During It4fashion, the convention brings together the experts of technological innovation and the most important fashion companies, the president of the Interporto of Central Tuscany, Francesco Querci, and the president of Consorzio Detox, Andrea Cavicchi is taken part.

“Bringing mobility and logistics to the centre of a fashion event I think is a very important milestone,” tells Querci. “A result that gives us hope that in the near future we can move from experimentation to the realization of the integrated transport service of raw materials. The first pilot project was developed in Prato, but it can also be exported outside the provincial borders. In these months we have studied a sustainable logistics for the district that is destined to carry advantages to the companies, the territory and the atmosphere. A project that can aim to obtain European funding and within the Recovery Fund”.

With “green trucks”, – 42% of emissions

“From the first analysis, we have seen that it is possible to achieve a saving of 46% on the kilometers covered by vans and carbon dioxide emissions,” says Cavicchi. “This project goes in the direction of optimising the transport system in the production chain, making it synergistic, controlled through an IT platform and going towards sustainable mobility. A theme, the latter, towards which the district of Prato has always shown great attention”.
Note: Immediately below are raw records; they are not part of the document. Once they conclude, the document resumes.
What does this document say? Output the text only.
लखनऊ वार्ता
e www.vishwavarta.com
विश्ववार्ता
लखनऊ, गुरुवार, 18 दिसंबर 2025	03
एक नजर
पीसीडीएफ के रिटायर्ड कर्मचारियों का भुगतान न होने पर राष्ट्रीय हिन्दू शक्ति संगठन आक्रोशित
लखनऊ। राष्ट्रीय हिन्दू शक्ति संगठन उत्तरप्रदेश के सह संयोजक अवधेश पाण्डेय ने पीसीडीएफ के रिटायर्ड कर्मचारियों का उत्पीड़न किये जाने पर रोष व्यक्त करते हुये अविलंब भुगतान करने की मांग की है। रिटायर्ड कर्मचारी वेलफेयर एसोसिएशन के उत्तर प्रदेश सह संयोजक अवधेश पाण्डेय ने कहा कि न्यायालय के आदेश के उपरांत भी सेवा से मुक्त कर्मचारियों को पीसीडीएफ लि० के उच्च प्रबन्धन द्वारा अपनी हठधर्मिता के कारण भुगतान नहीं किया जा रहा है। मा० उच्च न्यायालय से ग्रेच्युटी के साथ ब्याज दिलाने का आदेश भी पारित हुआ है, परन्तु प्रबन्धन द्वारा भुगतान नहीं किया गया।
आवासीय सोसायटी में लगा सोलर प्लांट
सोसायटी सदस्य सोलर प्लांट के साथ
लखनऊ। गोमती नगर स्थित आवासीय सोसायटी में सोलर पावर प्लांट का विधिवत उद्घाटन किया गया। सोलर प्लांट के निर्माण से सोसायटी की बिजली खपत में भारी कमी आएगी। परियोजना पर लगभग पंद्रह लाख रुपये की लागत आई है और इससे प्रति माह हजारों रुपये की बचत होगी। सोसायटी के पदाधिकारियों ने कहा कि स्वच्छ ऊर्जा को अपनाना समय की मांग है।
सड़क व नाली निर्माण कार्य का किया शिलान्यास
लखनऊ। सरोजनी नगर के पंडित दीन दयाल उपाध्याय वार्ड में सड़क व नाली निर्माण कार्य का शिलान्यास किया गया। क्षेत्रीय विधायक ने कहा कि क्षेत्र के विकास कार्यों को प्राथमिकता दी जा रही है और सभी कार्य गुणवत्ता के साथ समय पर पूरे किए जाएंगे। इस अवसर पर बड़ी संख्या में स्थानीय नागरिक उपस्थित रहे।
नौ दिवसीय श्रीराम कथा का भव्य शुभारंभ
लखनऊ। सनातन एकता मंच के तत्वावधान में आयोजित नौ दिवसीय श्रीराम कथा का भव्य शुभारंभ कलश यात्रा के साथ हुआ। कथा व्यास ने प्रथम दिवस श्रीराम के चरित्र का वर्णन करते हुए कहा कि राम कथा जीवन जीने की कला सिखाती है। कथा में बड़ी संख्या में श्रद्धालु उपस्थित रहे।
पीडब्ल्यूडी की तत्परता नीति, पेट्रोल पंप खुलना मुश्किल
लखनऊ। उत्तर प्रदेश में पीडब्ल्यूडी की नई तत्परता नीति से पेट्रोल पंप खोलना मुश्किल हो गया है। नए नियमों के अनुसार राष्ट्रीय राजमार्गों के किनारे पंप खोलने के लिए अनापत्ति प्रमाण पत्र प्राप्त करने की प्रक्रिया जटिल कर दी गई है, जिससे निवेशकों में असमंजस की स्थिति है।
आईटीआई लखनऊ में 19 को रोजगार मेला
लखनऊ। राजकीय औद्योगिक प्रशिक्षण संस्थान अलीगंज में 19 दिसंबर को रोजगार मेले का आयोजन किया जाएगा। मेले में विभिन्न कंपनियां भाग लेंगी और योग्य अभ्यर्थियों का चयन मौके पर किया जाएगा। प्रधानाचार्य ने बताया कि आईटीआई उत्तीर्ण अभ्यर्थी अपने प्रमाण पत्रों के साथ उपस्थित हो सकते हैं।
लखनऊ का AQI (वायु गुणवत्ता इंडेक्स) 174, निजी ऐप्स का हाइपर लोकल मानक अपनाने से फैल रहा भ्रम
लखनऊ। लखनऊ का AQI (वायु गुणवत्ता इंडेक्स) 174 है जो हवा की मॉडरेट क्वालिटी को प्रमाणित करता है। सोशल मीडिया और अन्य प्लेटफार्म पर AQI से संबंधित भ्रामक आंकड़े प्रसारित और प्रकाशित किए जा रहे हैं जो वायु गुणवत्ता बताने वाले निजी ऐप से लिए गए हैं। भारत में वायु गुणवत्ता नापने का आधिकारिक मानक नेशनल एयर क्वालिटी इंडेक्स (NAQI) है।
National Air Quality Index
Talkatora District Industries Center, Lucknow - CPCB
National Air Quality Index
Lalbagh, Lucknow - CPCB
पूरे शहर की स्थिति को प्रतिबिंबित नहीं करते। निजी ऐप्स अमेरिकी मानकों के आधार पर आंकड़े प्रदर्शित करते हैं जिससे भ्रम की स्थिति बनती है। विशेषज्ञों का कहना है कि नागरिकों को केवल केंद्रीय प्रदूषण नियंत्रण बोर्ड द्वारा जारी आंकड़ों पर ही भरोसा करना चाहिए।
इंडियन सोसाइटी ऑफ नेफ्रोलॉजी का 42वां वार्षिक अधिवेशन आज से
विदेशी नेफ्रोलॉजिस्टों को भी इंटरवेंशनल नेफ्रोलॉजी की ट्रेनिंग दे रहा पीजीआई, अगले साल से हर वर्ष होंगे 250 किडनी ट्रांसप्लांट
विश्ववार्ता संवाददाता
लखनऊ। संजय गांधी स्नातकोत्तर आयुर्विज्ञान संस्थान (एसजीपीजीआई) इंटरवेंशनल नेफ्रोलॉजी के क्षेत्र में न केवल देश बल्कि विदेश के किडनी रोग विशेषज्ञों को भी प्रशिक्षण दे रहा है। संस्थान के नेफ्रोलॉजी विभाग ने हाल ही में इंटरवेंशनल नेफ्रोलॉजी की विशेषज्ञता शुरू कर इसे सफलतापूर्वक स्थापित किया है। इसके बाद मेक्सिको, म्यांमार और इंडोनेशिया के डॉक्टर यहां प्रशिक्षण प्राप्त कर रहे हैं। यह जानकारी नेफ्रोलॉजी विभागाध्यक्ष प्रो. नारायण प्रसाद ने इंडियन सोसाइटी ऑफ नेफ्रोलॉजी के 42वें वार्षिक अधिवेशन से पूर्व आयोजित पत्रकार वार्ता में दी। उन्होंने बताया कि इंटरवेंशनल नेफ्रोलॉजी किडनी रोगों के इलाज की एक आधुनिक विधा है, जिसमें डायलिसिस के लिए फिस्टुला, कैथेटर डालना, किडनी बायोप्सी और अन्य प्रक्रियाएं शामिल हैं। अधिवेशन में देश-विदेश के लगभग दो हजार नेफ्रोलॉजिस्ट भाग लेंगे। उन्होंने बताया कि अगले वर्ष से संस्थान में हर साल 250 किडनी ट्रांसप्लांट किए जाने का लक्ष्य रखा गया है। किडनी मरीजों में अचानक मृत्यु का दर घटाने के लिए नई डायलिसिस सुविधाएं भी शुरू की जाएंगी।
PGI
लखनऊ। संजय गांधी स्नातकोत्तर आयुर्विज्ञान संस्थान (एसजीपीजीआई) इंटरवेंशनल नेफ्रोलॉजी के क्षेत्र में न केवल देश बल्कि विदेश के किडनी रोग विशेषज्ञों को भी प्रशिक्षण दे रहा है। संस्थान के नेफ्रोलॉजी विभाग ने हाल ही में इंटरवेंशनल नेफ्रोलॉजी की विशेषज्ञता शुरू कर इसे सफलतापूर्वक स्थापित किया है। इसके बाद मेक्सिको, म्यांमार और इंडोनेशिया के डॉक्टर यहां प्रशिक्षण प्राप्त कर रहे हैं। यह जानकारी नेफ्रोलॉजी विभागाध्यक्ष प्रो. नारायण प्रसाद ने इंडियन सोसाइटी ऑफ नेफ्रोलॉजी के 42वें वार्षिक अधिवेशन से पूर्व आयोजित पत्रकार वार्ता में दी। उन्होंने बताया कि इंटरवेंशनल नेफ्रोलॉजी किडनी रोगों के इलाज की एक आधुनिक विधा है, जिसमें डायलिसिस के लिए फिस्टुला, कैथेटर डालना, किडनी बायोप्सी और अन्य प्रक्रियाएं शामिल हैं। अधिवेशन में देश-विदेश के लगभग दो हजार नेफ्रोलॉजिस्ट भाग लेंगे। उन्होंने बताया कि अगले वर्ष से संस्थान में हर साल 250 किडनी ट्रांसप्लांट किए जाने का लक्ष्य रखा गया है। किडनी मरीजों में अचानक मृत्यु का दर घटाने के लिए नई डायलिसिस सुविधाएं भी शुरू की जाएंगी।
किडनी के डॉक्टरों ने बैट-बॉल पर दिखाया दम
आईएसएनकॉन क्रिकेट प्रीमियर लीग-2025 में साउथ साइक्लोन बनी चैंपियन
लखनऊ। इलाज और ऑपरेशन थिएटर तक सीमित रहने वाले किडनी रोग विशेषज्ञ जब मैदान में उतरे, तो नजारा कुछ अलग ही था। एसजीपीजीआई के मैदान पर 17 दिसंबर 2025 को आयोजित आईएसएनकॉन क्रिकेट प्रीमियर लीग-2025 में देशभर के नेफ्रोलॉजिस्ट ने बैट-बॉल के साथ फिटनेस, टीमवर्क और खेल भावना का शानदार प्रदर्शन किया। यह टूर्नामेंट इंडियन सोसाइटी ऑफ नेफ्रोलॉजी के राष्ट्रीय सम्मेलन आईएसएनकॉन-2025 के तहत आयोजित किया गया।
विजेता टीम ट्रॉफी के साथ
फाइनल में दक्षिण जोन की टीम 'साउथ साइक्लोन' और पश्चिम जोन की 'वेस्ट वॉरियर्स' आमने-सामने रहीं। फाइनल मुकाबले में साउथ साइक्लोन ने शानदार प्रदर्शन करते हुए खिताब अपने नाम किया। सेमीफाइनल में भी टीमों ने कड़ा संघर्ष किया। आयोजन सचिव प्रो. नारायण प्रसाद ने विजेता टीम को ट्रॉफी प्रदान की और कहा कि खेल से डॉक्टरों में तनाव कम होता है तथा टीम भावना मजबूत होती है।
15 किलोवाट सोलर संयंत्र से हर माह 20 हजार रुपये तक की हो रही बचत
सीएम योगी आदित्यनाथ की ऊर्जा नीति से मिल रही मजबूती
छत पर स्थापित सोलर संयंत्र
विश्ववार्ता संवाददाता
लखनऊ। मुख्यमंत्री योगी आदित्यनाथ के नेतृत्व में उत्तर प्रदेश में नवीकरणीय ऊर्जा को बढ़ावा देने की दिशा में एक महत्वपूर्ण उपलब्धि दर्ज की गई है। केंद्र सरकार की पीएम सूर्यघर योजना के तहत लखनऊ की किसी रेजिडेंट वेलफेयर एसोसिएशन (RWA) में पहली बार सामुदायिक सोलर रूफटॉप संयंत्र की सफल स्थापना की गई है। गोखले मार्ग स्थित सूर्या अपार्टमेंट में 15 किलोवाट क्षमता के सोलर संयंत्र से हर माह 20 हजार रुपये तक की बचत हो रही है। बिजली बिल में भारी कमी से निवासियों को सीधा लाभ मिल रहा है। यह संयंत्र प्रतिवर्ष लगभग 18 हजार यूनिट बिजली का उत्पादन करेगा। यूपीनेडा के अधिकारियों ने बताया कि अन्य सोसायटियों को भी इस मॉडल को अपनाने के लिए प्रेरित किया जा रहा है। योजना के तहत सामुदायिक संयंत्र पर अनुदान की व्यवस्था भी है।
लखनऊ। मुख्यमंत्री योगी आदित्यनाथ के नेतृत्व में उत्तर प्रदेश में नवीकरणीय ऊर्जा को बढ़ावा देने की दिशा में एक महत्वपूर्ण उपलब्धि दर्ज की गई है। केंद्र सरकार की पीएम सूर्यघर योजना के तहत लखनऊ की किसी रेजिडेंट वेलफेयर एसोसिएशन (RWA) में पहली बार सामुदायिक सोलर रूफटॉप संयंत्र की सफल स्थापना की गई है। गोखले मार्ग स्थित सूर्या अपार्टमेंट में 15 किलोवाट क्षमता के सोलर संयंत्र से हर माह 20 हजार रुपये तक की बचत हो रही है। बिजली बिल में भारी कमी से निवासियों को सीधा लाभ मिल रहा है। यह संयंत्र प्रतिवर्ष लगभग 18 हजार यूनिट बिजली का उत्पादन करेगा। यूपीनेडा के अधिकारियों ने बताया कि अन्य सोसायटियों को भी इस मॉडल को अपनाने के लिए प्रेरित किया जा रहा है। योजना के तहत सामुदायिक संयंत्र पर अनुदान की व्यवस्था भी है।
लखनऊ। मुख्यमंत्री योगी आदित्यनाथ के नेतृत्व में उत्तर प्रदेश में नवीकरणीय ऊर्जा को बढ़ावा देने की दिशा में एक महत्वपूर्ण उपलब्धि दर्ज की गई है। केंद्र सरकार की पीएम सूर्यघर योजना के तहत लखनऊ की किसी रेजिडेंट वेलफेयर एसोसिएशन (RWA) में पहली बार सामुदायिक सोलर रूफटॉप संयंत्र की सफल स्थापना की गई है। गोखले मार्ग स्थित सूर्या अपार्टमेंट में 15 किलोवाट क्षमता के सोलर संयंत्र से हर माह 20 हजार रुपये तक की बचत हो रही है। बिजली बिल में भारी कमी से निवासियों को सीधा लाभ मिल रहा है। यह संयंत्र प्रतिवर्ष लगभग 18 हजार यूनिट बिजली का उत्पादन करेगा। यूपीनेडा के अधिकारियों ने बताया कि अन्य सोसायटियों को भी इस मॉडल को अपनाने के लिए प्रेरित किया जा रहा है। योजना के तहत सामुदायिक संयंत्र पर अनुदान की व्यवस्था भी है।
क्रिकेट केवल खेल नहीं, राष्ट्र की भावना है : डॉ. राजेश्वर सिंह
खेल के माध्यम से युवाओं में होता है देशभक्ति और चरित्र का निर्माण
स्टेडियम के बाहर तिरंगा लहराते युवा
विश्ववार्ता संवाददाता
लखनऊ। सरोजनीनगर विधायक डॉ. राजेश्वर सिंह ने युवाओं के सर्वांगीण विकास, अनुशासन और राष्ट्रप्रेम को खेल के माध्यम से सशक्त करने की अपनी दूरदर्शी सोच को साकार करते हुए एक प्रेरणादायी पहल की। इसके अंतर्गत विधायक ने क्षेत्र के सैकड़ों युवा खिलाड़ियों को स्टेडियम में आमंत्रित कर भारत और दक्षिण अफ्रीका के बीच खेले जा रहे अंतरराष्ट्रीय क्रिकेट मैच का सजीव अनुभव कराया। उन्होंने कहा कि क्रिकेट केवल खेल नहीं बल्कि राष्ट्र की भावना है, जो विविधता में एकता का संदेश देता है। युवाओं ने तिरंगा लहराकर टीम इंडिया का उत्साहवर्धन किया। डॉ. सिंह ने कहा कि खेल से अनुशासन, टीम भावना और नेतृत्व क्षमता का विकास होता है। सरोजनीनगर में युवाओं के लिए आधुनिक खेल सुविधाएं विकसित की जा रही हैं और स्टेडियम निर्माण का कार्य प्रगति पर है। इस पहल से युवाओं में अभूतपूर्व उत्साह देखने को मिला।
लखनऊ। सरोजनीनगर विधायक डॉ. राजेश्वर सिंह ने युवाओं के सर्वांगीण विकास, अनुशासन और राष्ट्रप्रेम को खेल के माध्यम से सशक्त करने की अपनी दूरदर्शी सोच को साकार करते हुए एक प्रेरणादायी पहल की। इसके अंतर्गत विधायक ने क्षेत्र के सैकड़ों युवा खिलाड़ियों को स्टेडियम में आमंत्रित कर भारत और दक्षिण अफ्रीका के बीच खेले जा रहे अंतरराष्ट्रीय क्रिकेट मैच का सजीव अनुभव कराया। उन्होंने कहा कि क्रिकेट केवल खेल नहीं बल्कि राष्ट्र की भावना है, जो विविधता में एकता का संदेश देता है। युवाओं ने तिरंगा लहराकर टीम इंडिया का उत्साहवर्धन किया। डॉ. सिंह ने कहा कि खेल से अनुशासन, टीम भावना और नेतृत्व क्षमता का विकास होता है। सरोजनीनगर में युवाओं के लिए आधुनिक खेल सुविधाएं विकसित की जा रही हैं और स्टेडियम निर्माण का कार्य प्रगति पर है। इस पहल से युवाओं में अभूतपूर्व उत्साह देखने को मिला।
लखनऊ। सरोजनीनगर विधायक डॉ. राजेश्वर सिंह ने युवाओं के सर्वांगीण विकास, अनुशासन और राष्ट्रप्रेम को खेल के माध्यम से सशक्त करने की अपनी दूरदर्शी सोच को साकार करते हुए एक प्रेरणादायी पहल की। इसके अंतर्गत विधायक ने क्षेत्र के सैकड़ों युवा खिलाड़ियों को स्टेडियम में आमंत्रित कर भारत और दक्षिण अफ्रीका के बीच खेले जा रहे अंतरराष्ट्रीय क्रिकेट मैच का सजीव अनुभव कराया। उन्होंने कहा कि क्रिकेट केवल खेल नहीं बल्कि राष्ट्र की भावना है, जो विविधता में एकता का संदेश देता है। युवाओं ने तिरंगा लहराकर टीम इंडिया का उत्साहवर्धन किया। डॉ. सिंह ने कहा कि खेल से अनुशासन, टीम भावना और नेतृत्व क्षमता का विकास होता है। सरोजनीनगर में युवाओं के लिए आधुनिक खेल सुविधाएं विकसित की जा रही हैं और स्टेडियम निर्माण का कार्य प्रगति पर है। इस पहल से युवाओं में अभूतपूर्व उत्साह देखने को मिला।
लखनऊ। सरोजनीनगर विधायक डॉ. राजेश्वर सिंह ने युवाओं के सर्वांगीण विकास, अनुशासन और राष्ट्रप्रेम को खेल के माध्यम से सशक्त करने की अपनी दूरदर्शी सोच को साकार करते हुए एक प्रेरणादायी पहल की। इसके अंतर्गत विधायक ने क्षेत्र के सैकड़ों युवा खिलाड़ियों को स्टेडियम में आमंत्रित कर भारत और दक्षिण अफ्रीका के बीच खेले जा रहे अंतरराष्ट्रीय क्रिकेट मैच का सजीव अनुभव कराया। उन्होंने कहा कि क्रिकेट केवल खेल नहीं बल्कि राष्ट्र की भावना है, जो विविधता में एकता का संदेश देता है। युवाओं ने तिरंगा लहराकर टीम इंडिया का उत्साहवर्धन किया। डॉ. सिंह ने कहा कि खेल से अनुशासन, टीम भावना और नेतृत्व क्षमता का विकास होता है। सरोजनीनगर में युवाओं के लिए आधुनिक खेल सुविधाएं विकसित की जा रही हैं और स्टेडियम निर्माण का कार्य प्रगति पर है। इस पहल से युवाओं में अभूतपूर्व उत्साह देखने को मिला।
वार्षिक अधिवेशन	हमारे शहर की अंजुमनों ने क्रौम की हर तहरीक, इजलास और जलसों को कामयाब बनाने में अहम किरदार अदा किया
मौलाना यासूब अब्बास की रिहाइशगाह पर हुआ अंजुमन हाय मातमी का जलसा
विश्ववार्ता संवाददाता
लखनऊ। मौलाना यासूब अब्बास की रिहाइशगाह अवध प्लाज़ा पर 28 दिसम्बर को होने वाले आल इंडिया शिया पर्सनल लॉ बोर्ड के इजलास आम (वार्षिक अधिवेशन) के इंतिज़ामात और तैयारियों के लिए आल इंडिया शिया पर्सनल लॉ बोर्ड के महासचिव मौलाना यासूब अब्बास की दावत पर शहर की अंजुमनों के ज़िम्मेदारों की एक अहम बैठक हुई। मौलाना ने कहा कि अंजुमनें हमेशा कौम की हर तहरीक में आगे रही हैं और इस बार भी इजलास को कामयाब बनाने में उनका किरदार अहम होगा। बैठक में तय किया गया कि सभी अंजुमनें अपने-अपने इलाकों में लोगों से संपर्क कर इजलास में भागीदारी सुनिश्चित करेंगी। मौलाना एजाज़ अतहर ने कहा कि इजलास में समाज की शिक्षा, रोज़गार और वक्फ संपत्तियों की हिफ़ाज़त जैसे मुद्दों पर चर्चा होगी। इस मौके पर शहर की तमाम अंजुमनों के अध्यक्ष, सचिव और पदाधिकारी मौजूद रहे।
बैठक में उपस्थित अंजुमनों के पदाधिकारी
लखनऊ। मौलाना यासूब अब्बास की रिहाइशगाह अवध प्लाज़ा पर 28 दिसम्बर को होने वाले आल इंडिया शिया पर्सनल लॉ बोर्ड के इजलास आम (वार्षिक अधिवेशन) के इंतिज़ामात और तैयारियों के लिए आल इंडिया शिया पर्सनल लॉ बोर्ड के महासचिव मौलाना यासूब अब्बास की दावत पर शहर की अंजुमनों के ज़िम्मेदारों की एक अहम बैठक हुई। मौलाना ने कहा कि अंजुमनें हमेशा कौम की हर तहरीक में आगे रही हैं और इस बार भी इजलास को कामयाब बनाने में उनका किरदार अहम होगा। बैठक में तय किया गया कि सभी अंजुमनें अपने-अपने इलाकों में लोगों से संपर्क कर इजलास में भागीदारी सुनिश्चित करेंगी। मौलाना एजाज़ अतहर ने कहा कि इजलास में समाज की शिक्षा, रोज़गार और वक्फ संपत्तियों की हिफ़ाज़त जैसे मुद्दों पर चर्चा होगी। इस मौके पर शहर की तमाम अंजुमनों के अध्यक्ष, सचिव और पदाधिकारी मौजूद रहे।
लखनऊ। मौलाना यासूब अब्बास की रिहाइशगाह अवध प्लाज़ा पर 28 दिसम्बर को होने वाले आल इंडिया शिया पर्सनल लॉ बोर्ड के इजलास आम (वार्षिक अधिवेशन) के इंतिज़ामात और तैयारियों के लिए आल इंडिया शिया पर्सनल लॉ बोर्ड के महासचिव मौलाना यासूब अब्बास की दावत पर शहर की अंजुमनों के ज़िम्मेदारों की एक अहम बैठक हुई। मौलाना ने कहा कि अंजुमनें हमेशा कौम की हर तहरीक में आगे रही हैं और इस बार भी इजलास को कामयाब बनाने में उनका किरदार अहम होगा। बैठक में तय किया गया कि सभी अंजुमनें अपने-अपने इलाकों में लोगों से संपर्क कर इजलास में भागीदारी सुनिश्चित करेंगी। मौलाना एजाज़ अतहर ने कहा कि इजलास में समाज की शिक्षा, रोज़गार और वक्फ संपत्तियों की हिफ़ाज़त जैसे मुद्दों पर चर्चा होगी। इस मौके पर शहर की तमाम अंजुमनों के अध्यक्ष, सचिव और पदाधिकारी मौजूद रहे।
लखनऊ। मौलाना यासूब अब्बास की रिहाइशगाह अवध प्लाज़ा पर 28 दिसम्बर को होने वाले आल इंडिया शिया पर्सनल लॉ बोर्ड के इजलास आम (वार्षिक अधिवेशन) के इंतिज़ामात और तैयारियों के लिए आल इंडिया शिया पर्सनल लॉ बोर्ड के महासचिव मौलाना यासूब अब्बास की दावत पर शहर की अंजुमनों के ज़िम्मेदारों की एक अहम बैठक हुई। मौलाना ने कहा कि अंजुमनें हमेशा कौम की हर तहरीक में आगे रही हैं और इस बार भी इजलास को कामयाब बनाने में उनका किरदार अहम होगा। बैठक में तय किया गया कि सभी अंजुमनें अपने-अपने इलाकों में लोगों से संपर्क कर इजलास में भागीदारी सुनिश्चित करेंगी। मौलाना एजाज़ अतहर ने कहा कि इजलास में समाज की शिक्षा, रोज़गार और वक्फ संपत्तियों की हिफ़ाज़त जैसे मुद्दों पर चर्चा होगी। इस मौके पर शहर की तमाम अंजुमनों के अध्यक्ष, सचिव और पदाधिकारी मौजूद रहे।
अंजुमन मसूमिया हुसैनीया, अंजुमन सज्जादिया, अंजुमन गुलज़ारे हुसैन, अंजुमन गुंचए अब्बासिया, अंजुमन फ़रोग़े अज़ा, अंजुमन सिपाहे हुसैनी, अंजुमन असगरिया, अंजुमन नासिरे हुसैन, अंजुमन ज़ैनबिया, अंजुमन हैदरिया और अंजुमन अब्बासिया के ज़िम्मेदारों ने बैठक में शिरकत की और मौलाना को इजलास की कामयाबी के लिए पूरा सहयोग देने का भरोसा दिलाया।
To explain the margins of optimization of the movement of raw materials, here are some data. According to the movements of a single wool mill to the different companies for textile processes, the figure shows a distance of 53.5 kilometers and a time of 1 hour and 11 minutes. On the contrary, through a system of green and shared trucks, the kilometers go down to 31 and the journey time to 45 minutes. This would have saved 22.5 kilometers of road, 26 minutes, and above all 4.950 grams of carbon dioxide emissions into the atmosphere (42% of what is emitted by trucks).